As we discussed earlier on the call, we didn’t issue any shares under the ATM during the third quarter. So we intend to remain very discipline around capital allocation and particularly, the issuance of equity. I mean, ultimately our appetite to use the ATM is going to be heavily influenced by the stock price as well as the opportunity set that we have available to deploy that capital at any given point in time.
Okay. And how do you balance the share issuance or with the share buybacks, was that effectively just going to be based on where the stock is trading? Or are there any other factors are taken into account there?
Yes, I mean, that’s going to – obviously, be a significant driver, really the design of our capital allocation program more broadly as to build NAV per share over time. And so we look to deploy buybacks when we see an opportunity to generate that NAV accretion per share through buybacks. And likewise, when we’ll use the ATM as appropriate to fund growth opportunities, when we think that there’s an opportunity that warrants the issuance of shares, again, we saw it as being sort of very symmetrical in terms of having that ability to buy back shares, when the pricing is opportune and likewise have the opportunity to issue shares, when we liked the price and we liked the opportunities that we have available to deploy that capital.

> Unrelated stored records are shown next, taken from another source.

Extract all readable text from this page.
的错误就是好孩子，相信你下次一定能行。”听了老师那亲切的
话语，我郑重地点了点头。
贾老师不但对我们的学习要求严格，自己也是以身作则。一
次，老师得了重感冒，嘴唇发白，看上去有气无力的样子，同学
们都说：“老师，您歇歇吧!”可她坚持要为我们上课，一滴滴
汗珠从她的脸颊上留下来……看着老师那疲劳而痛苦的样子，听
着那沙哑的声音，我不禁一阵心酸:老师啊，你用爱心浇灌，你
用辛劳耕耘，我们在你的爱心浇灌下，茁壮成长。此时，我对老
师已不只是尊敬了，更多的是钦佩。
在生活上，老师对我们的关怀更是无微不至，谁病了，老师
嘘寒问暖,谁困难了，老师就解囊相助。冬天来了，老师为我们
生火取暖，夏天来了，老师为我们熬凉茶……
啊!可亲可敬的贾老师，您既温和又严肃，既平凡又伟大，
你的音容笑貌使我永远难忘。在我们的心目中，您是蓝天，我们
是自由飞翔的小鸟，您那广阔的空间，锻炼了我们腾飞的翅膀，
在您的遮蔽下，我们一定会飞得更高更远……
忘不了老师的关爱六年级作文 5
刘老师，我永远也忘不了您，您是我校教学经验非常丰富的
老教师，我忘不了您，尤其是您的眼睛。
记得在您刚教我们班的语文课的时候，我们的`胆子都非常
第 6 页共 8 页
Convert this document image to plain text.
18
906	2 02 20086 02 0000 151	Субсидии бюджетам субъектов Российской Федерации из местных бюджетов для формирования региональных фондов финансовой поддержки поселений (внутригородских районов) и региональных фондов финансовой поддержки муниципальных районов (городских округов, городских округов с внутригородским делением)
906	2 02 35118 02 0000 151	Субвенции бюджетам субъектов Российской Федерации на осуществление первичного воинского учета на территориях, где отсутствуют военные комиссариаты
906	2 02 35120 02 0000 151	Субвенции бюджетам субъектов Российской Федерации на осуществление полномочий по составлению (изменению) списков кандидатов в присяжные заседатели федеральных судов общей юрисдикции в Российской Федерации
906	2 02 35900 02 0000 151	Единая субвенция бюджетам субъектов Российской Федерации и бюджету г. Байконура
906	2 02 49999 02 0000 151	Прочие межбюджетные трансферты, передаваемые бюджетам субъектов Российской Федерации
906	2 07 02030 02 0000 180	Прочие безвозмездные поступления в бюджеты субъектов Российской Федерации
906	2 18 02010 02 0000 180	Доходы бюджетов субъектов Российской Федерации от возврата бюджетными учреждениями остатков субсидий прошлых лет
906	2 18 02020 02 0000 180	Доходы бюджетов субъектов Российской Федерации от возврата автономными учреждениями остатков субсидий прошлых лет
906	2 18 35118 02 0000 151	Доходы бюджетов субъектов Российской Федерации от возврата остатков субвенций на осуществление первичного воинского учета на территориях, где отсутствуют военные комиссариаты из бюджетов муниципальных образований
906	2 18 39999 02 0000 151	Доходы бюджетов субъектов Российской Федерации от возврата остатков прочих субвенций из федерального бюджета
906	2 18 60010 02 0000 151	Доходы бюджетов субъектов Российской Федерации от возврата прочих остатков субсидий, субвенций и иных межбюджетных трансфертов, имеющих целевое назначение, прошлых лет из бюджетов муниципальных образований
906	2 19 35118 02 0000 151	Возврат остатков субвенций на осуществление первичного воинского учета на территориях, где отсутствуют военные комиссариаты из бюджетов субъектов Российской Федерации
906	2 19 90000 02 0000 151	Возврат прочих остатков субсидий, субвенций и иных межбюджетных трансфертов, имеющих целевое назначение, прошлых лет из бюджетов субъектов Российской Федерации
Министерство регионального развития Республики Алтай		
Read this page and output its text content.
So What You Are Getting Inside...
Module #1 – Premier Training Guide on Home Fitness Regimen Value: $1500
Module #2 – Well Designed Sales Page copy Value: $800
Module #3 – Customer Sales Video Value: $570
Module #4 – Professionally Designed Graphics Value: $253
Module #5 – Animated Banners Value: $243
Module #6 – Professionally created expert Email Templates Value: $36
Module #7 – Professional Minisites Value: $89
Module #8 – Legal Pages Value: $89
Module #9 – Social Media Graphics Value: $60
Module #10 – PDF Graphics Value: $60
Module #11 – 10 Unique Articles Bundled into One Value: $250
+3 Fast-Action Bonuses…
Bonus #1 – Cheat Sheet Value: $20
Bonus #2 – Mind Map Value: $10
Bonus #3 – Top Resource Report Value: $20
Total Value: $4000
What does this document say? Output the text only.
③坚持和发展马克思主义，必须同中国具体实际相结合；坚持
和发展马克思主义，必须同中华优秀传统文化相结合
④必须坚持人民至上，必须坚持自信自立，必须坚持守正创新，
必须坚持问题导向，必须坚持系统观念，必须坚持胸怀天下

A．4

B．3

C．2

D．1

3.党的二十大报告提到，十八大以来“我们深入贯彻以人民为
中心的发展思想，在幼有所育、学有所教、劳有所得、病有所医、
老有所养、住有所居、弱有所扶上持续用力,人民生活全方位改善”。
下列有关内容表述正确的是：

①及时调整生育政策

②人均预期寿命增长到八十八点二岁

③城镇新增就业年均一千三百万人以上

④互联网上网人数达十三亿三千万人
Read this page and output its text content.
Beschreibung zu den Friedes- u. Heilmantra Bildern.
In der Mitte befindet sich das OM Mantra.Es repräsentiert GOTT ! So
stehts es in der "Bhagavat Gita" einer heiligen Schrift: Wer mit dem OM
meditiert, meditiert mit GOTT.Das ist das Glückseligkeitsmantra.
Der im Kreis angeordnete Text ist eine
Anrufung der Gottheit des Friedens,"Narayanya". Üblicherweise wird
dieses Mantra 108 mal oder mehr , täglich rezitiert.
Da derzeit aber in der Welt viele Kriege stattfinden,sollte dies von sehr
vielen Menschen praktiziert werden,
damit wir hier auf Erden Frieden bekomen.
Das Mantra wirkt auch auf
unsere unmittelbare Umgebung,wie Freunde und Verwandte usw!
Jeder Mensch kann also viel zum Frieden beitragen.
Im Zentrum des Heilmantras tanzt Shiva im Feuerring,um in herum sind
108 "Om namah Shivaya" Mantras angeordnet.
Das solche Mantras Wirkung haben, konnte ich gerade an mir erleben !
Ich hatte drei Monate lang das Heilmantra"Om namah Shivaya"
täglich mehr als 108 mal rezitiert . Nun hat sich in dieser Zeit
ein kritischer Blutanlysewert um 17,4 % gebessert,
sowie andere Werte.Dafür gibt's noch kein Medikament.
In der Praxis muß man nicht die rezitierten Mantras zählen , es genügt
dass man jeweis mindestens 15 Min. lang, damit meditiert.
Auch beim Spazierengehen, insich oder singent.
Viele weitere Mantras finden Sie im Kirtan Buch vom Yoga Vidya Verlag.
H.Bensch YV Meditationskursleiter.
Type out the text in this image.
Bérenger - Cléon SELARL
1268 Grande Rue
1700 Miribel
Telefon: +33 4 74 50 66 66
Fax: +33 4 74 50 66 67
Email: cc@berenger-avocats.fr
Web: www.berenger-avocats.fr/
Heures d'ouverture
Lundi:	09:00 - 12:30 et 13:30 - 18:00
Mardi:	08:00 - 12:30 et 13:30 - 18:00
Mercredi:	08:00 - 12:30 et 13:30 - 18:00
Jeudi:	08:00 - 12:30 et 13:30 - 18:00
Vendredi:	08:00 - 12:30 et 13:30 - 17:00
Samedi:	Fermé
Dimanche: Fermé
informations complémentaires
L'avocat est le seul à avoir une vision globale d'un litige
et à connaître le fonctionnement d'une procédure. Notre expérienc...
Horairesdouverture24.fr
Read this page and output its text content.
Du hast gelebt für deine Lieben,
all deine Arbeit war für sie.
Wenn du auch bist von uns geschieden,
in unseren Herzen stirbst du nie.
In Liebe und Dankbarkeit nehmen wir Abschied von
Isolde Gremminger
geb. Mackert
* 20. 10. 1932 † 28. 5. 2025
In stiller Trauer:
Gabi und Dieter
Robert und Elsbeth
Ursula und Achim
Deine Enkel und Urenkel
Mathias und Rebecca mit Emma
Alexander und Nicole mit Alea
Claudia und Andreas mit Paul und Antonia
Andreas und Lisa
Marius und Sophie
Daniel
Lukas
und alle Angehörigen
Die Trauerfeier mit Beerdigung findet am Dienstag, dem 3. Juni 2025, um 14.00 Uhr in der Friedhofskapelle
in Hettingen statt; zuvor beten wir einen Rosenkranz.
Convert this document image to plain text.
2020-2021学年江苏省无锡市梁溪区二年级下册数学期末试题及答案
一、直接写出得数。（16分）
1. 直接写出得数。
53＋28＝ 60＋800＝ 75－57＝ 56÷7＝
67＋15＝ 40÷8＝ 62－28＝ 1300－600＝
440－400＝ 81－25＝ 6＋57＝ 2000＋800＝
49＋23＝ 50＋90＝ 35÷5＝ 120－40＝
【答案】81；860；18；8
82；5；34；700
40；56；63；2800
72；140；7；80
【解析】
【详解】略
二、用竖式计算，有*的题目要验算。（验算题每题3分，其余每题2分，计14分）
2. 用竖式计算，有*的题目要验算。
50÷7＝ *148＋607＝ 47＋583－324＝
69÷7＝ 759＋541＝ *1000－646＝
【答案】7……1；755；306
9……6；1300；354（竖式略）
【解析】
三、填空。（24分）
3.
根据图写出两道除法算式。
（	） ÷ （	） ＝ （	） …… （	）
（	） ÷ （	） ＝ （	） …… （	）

Okay. Does the equity offering there have any sort of limitations that we should be mindful?
Subject to typical trading restrictions around material non-public information, it’s a continuous offering program. And so I’d say, it operates much like the converse of a buyback where you’re able to issue shares periodically into the market, through open market transactions.
Okay. And then just last question before I turn it over. Just on Europe, if you can talk about the trend that you’re seeing there and ultimately how that’s, can you talk a little bit about how it’s impacting the China market by I just want to get a sense for volumes and how that compares this quarter versus last quarter?
Yes. We continued to see in the second quarter, the pulp volume for Europe was reduced due to COVID, but going into Q3. They’ve really stepped up. I don’t have the exact numbers with me right now, but I can tell you that Germany has hit an all time high on their exports. So we’re seeing increased supply going into China, particularly out of Germany over that time. But it was coming off of a lower quarter. So Jeremy has become the second largest importer of logs into China at this point in time behind New Zealand. We’ve also seen the meantime, a reduction in supply from Russia and a couple of other places. So there’s been a bit of balancing there.
Okay. Thank you.
Thank you. And at this time, we have no further questions on the audio line.